Our goal is to move you away from specifying assemblies on disk and towards referencing a package by name and optional version. That may look like this:

#r "nuget: Newtonsoft.Json" // Using NuGet
#r "paket: Newtonstoft.Json >= 9.1.0" // Using paket

We’re still working out the design and default behavior. It will be backwards-compatible, but we’re using .NET Core as a precedent to move towards this new way to reference things in F# scripting and F# Interactive.

Type Providers are also a work-in-progress on .NET Core:

Erasing Type Providers work with this workaround today. In the near future, the workaround won’t be necessary.

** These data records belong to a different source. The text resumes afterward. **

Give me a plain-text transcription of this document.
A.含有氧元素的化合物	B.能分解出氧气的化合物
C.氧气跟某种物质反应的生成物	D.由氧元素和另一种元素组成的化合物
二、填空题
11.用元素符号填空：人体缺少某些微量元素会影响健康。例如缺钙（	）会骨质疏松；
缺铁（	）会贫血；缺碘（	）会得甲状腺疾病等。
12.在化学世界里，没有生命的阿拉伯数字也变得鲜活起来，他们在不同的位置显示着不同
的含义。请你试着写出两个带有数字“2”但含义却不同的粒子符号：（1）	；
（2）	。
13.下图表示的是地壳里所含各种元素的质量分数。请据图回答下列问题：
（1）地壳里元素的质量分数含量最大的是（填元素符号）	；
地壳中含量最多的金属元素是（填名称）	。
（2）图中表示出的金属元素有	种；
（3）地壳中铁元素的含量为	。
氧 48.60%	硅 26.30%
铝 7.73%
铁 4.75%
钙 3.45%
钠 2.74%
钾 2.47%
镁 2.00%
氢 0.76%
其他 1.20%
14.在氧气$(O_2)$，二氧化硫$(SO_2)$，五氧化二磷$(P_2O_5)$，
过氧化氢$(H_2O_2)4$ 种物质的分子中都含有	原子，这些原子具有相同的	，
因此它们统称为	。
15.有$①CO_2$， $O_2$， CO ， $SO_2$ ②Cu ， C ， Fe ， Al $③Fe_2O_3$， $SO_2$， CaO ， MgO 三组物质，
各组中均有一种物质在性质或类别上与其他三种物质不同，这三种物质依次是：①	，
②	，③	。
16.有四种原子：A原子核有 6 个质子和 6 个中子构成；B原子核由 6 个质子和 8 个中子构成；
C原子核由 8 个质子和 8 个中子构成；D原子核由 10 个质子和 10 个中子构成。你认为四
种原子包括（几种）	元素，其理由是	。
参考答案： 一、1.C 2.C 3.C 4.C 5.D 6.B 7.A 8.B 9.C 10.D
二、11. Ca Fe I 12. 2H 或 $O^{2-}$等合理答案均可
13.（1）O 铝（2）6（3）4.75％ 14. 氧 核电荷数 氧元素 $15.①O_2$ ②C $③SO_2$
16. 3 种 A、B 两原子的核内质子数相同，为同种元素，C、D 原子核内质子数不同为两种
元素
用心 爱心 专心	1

Generative Type Providers are still unsupported on .NET Core and have no workaround at this time.

Conclusion

F# is stable on .NET Core, there is a great tooling experience with Visual Studio Code, and much of the F# open source ecosystem is already running on .NET Core today. Although the entire developer experience isn’t complete yet, we are working hard on it. Each of the important remaining parts – Visual Studio support, F# Interactive, and Type Providers – have a way forward and are being worked on. We’re really excited about the forthcoming release of .NET Core 2.0, and we look forward to seeing more and more people use F# and .NET Core in the future.